Moment to Moment

February 19, 2012

The other side

By Debbie Olujobi
There are two obvious sides to every story; both sides have not more than the same characters in common. The sides are true to all involved based on perception and reception. A story that involves actual people, happening in real time and is similar to rivulets of water coming downstream.

It could dry up if it falls on dry patches of soil and disappear. It could also trickle into a larger body of water and be consumed by currents that change its nature turning it into a larger story than it actually ever was.  It could also interestingly change in entirety and be adapted to other stories and gain the avalanche of hysteria; this scenario has people using their own insecurities and past experiences to colour their versions and it eventually dies when the hysteria borders on the ludicrous.

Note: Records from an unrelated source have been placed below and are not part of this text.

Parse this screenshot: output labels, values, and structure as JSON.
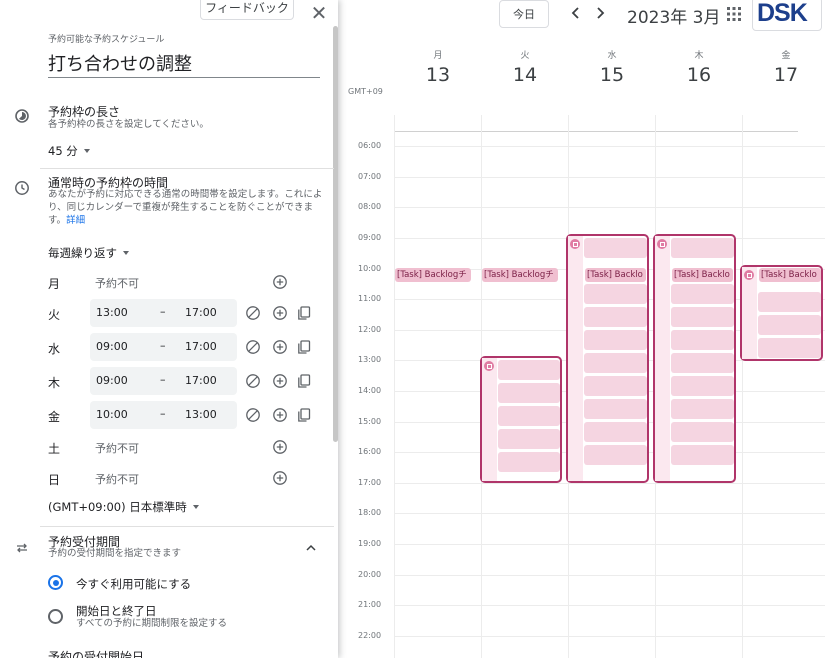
{
  "panel": {
    "feedback_label": "フィードバック",
    "section_caption": "予約可能な予約スケジュール",
    "title_value": "打ち合わせの調整",
    "slot_length": {
      "title": "予約枠の長さ",
      "subtitle": "各予約枠の長さを設定してください。",
      "value": "45 分"
    },
    "availability": {
      "title": "通常時の予約枠の時間",
      "subtitle_line1": "あなたが予約に対応できる通常の時間帯を設定します。これによ",
      "subtitle_line2": "り、同じカレンダーで重複が発生することを防ぐことができま",
      "subtitle_line3": "す。",
      "link": "詳細",
      "repeat": "毎週繰り返す",
      "unavailable_label": "予約不可",
      "dash": "–",
      "days": [
        {
          "day": "月",
          "available": false
        },
        {
          "day": "火",
          "available": true,
          "start": "13:00",
          "end": "17:00"
        },
        {
          "day": "水",
          "available": true,
          "start": "09:00",
          "end": "17:00"
        },
        {
          "day": "木",
          "available": true,
          "start": "09:00",
          "end": "17:00"
        },
        {
          "day": "金",
          "available": true,
          "start": "10:00",
          "end": "13:00"
        },
        {
          "day": "土",
          "available": false
        },
        {
          "day": "日",
          "available": false
        }
      ],
      "timezone": "(GMT+09:00) 日本標準時"
    },
    "booking_window": {
      "title": "予約受付期間",
      "subtitle": "予約の受付期間を指定できます",
      "option1": "今すぐ利用可能にする",
      "option2": "開始日と終了日",
      "option2_sub": "すべての予約に期間制限を設定する",
      "cut_off_label": "予約の受付開始日"
    }
  },
  "topbar": {
    "today_label": "今日",
    "month_title": "2023年 3月",
    "logo_text": "DSK"
  },
  "calendar": {
    "tz_label": "GMT+09",
    "columns": [
      {
        "dow": "月",
        "date": "13"
      },
      {
        "dow": "火",
        "date": "14"
      },
      {
        "dow": "水",
        "date": "15"
      },
      {
        "dow": "木",
        "date": "16"
      },
      {
        "dow": "金",
        "date": "17"
      }
    ],
    "hours": [
      "06:00",
      "07:00",
      "08:00",
      "09:00",
      "10:00",
      "11:00",
      "12:00",
      "13:00",
      "14:00",
      "15:00",
      "16:00",
      "17:00",
      "18:00",
      "19:00",
      "20:00",
      "21:00",
      "22:00"
    ],
    "task_label": "[Task] Backlogチ",
    "task_label_short": "[Task] Backlo"
  },
  "colors": {
    "accent": "#1a73e8",
    "slot_border": "#b0356a",
    "slot_fill": "#f5d5e1",
    "task_chip": "#f0bfd0"
  }
}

Stories are often not the dramatic tales we hear of or tell to others. Life itself is a story and each one of us is a story happening from minute to minute.Our stories differ according to the emotions we have and a life can be a tragedy one minute and a comedy the next.

Through it all, our emotional composition is altered by the pain and the joy we feel at every twist and turn of our story. Emotions will eventually temper our relationships with others and their stories but like a large ball of yarn different patterns are formed when fate begins to weave its mysteries.

Our stories are naturally carried around in our hearts but our minds are the reservoirs of all the pain and it is often our minds that carry the baggage of pain we have felt even when our hearts are healed. The human mind must be the most interesting part of humans; it’s the seat of all notions and even emotions.

It’s the trigger of reactions and perceptions. It is the control centre of the heart. I love the human mind and a part of me still wants to go back and study it extensively; it is complicated and even twisted but it is very intriguing.

As a growing child my story was that I was inconvenient, ugly and unwanted. I truly believed this and I grew up with the baggage of all that negativity. The result was a disenfranchised, suspicious, unkind, resentful and angry young adult. I was the middle child in a big family; ahead of me were two brothers and behind me were the three most beautiful and cute little girls ever.

I didn’t fit in with my brothers and was too old and too tall to fit in with the girls. I was a bag of bones and referred to as a mosquito or a prawn. People had thought it was funny to make fun that my head was bigger than my body. I was particularly resentful that I was the last to be given anything and even when I got, my things could be taken and given to the children who threw tantrums just to keep them quiet.

I had been something of a model child and I tended to be quiet and say yes to everything. What most people didn’t realise was that I was a very angry and bitter child full of anger and seriously depressed. I took being igno
red as a sign that I wasn’t wanted and that all the cruel nicknames as proof I was ugly. My rage was mostly directed at my mother who I felt didn’t love or want me; that was my story and I believed it.

The other side of the story was my mother’s. I didn’t discover her side fully till she passed on and I read her diaries. Her story was that of a woman in an extremely abusive marriage with more children than her resources could accommodate. She referred to someone as my present frequently and it took a while to realise she meant me.

She had me when she was twenty one and was convinced I had been given to her by God as a coming of age present. I was the child that came after 5 minutes of labour, hardly ever sick and brilliant to boot.  I was quiet, didn’t complain and had what she thought was a sweet disposition.

She honestly didn’t realise how hurt I was by all the skinny nicknames and she thought I understood when I got passed over for treats and even parties. In her mind, I was the one always on her side and made life easy by not being difficult.

It’s amazing the perception one gets when we get the entire story, what we believe or hear is not always the truth. Emotions can cloud judgement and lately I am in a situation similar to my childhood days. It’s a shock to the system that for all my so called intelligence I can be as hurt and wounded as way back then but we live and learn.

The difference between those days and now is that I am not a defenceless and insecure child who lets her feelings make her an emotional cripple. These days I am in full control of my emotions and while I am not above being hurt I am in a tight grasp of my truth; I can’t be silenced by venom or name calling.

I remembered my mother’s diaries this week and I am empowered by the truth of a love I didn’t know was there till much later on. We became very close before she died and her story became even clearer. It fortifies and strengthens my position that no matter how bad things look; there is always another side to every story.